The challenge with healthcare data
By Bob de Vos and Isabell Trinh
“AI needs to be trained with large amounts of data…” We’ve probably all heard that. But what if that takes too long or isn’t possible in the first place?
In healthcare, getting high-quality, labelled data for AI applications is a real challenge. Health data is often neither standardized nor accessible, and patient samples are notoriously difficult to obtain. As a result, building a good training dataset is both time- and labor-intensive — and therefore expensive.
At the same time, AI holds huge promise for making healthcare more affordable and accessible, a goal that’s only becoming more urgent as our population ages.
So how can we fulfil that promise?
In our last post, we introduced our Large Spectral Model (LSM) — our take on a foundation model for spectral data, inspired by how Large Language Models (LLMs) work with text. Just like LLMs learn the structure and meaning of language, our LSM captures the underlying patterns in spectral data.
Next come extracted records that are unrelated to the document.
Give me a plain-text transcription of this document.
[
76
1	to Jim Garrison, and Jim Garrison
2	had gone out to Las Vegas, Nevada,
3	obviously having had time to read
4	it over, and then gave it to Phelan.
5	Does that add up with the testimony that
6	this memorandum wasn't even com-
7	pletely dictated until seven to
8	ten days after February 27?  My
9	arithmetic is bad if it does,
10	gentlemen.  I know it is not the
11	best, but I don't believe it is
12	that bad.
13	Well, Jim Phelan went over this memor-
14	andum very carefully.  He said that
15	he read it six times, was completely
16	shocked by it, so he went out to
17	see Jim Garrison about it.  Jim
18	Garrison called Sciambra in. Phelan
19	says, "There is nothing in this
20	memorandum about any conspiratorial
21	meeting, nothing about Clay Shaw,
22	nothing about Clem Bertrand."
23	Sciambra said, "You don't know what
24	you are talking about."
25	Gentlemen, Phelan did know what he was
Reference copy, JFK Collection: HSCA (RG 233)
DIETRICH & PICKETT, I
This broad understanding is what makes few-shot learning so powerful. When a model already knows the “language” of spectra, it doesn’t need thousands of examples to learn something new; just a few can be enough to adapt it to perform well.
To make that more tangible, consider the word “spectrotype”, a term used to describe the unique spectral fingerprint of a sample, like a bacterial strain. Even if you’ve never seen the word before, you might recognize “spectrum” and “type” and intuitively guess that it refers to a type defined by its spectrum. Prior knowledge helps you make sense of the unfamiliar.

In the same way, once a model is familiar with the language of spectra, it can be adapted with just a few examples to perform specialized tasks such as identifying or classifying new spectrotypes. When we use our LSM as a foundation, we can give spectral models a headstart and enable them to recognize unfamiliar patterns with minimal data.